The Vision Academy is the brainchild of superintendent Rene Gutierrez, who created the academy as an alternative campus better suited for students who fallen behind seeking their GED or diploma.

The goal of the Academy is to help all students master the competencies that have prevented them from being able to graduate from high school and in some cases dropping out of school. Dropouts in the ECISD include students who have not met the Texas Assessment of Knowledge and Skills (TAKS) standard, or who do not have enough credits to graduate

The Academy occupies five portable buildings and two office spaces previously used by the Technology Department and the Parental Involvement Office adjacent to the old Sam Houston Elementary campus.

“A lot of these students have been through a life of hard knocks. Now they realize it’s not worth it, working at the burger place or the chicken place. They know they need a high school diploma, and when they get here they realize they can go even further, even on to a post-secondary education,” said Vision Academy English teacher Belinda Martinez.

“Not only are we helping students, we are helping their whole family.

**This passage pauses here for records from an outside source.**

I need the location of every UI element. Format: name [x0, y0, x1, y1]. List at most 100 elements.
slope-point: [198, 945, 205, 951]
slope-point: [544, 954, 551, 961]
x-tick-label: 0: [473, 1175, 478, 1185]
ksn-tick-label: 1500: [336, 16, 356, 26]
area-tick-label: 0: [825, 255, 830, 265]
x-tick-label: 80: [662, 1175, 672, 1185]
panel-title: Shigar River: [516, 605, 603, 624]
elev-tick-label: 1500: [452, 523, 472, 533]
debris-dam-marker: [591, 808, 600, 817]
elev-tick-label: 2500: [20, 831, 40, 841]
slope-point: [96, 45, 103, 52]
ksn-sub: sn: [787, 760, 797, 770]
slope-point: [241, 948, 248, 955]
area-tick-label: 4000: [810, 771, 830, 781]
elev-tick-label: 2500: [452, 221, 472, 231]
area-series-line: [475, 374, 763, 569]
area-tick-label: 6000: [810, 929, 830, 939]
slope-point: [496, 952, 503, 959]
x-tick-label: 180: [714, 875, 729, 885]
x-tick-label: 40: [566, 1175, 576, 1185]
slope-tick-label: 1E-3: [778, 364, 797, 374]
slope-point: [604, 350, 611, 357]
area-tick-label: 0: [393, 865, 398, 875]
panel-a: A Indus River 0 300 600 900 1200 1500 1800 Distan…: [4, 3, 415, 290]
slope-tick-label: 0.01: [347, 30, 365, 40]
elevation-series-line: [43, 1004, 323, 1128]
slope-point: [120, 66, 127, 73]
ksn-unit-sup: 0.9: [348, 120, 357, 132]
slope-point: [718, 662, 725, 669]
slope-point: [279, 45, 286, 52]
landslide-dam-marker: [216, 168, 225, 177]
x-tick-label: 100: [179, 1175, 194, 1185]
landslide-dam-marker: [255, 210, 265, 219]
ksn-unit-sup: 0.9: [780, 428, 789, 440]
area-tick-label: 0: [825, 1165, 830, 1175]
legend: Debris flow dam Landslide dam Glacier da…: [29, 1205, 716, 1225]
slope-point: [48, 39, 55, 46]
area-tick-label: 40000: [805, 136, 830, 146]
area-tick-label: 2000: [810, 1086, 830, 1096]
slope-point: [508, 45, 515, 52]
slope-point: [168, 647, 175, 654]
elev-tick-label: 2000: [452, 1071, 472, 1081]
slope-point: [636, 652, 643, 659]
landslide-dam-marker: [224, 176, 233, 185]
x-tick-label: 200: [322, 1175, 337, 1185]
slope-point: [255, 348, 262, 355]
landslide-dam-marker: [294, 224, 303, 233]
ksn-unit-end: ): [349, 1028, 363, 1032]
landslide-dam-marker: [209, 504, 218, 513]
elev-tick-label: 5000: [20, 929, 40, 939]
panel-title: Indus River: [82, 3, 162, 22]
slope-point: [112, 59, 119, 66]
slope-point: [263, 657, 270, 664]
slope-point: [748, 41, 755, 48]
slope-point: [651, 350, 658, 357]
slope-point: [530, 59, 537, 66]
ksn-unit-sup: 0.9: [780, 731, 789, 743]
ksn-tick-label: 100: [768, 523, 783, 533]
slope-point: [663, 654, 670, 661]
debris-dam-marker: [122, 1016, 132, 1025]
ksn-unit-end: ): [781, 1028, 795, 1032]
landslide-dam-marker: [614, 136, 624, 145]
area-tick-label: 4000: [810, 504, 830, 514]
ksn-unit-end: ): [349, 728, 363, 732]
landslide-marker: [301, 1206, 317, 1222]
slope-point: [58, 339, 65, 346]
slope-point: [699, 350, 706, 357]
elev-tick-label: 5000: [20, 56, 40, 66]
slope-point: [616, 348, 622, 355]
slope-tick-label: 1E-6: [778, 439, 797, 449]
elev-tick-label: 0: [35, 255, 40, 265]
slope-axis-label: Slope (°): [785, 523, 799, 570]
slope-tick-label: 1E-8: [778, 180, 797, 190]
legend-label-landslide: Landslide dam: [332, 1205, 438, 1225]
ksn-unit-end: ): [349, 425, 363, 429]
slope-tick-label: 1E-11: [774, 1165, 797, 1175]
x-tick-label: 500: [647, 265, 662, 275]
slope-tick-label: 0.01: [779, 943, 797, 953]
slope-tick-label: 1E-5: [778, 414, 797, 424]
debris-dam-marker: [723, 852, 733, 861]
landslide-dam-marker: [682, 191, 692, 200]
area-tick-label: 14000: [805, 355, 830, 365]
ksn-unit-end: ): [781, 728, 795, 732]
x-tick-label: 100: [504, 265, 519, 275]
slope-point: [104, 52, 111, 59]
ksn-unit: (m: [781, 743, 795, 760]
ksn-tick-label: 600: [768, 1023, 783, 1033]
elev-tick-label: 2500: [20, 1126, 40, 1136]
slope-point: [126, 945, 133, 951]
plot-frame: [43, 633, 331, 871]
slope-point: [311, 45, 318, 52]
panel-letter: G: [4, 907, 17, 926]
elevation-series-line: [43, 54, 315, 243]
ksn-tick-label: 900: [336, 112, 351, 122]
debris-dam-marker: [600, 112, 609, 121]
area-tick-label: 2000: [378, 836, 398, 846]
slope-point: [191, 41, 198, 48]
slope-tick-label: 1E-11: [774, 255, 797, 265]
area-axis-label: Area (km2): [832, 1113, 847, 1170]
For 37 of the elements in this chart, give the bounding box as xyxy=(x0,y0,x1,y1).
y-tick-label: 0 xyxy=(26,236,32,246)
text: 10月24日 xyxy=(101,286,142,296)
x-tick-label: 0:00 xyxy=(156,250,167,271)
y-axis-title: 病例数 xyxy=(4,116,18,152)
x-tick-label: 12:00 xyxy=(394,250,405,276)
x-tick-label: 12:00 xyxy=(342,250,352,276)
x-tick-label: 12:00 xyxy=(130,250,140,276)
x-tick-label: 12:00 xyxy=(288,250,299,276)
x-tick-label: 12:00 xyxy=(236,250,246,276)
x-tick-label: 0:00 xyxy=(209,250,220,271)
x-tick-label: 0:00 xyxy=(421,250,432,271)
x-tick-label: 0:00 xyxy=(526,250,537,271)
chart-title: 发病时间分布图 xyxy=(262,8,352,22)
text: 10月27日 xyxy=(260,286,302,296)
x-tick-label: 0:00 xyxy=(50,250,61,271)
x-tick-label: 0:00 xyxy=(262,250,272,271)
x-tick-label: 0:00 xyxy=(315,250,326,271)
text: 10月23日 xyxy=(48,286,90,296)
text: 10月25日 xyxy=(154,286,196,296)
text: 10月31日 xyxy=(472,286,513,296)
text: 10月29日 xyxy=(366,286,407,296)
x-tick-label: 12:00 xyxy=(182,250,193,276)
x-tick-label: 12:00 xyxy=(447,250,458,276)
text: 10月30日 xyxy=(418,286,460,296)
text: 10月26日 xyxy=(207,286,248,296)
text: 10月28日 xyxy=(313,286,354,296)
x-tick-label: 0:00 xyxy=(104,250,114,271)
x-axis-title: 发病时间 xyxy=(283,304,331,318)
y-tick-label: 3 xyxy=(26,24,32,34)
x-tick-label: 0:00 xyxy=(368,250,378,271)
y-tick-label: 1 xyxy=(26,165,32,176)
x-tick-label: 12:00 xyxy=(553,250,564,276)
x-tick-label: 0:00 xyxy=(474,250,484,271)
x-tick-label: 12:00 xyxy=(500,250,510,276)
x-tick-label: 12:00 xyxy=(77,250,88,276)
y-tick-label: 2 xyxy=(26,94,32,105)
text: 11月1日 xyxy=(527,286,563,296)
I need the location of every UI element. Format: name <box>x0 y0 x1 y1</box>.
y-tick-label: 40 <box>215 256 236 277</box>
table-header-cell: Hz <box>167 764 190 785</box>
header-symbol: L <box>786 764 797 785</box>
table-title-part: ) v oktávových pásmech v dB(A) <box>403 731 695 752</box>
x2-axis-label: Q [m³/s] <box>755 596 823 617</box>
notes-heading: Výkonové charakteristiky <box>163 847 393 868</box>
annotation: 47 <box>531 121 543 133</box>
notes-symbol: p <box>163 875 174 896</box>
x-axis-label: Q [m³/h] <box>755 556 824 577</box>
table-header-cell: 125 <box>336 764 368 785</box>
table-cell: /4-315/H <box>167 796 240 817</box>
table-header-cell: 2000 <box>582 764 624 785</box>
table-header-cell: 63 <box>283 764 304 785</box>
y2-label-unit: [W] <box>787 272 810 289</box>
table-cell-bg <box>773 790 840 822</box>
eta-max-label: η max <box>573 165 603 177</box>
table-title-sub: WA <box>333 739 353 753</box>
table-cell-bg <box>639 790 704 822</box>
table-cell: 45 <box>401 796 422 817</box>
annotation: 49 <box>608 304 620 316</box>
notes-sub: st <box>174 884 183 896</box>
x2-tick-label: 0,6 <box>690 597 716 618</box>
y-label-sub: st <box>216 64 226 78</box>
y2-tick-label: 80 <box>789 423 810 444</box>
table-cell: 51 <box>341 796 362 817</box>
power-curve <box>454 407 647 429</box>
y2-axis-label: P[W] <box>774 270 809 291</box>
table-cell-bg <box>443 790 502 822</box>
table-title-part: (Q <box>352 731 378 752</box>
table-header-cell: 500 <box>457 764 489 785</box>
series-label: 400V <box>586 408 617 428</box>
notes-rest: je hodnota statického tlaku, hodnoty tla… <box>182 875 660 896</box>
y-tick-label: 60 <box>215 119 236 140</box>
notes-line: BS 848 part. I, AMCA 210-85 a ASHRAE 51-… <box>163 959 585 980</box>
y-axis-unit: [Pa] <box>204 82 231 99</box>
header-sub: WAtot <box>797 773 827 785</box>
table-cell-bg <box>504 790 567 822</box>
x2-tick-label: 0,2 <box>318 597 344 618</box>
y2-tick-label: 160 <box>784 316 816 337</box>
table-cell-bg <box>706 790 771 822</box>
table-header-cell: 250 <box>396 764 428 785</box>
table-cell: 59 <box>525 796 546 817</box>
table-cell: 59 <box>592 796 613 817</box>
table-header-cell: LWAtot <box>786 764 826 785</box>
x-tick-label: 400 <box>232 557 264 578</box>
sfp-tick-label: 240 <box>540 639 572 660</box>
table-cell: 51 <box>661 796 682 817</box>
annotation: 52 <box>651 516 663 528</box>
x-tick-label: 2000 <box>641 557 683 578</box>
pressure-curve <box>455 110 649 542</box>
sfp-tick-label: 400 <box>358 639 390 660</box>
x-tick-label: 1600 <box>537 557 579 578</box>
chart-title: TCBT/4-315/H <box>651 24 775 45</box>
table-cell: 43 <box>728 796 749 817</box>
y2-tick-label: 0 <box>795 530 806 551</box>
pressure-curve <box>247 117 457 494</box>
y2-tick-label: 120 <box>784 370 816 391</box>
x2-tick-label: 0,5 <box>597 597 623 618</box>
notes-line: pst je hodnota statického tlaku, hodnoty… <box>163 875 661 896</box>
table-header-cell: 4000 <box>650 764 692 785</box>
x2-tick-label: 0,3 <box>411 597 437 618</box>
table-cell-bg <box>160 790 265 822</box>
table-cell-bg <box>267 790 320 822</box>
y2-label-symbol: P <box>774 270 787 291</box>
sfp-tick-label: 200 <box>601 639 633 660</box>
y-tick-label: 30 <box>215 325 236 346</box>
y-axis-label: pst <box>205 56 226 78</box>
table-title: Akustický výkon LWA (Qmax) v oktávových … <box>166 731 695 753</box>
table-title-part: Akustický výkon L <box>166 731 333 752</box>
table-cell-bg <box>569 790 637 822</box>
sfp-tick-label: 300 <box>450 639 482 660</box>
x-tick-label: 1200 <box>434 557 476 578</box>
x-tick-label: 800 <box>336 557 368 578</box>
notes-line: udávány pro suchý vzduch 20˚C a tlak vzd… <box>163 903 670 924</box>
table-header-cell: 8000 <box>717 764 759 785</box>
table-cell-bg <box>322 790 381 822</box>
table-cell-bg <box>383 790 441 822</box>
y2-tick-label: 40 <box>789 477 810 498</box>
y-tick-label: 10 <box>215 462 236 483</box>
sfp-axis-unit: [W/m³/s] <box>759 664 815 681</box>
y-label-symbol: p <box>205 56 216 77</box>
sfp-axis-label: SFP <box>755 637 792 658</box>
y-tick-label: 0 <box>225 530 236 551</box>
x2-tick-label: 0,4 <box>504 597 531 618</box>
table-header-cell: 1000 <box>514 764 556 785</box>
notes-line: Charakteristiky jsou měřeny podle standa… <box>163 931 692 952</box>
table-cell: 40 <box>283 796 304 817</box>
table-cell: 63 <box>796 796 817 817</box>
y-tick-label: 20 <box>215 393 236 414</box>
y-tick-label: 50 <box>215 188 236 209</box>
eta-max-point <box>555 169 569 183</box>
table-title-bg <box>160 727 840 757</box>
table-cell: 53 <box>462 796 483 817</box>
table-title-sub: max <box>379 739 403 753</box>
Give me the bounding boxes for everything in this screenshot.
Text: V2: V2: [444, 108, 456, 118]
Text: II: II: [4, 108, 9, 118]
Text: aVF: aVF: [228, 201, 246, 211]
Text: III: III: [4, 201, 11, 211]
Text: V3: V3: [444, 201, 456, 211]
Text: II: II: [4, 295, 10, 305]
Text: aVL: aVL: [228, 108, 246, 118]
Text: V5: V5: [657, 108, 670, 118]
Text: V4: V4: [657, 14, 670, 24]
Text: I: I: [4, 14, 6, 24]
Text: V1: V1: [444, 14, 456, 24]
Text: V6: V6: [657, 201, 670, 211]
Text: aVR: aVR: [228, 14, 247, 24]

Many times, they’re the first ones to graduate and they’re giving hope to their younger siblings,” Martinez said.

Other teachers said the smaller classes enable a closer, and more personal approach to helping students. The program makes students better prepared to go to a university.

“You got to know them not only through their education, but through their personal lives,” said Aaron Villarreal, a math teacher at Vision. “They have matured, and it has been a pleasure working with them.

It has been night and day working with these students compared with regular high school students. They come back maybe with experiences of life’s drawbacks and come back with more motivation,” Villarreal said. “They’re easier to work with, they have seen the real world and they come back more determined.

De Leon said he plans to become a pilot, and plans on attending either STC or UTPA in the fall.

“It was a huge experience because we all had different struggles, and different points of life. But we all wanted something, and we achieved it by standing up and knowing what the struggle of life was before we started,” de Leon said. “Now, I think it’s just a big part of life knowing that we have a sense of direction towards success.”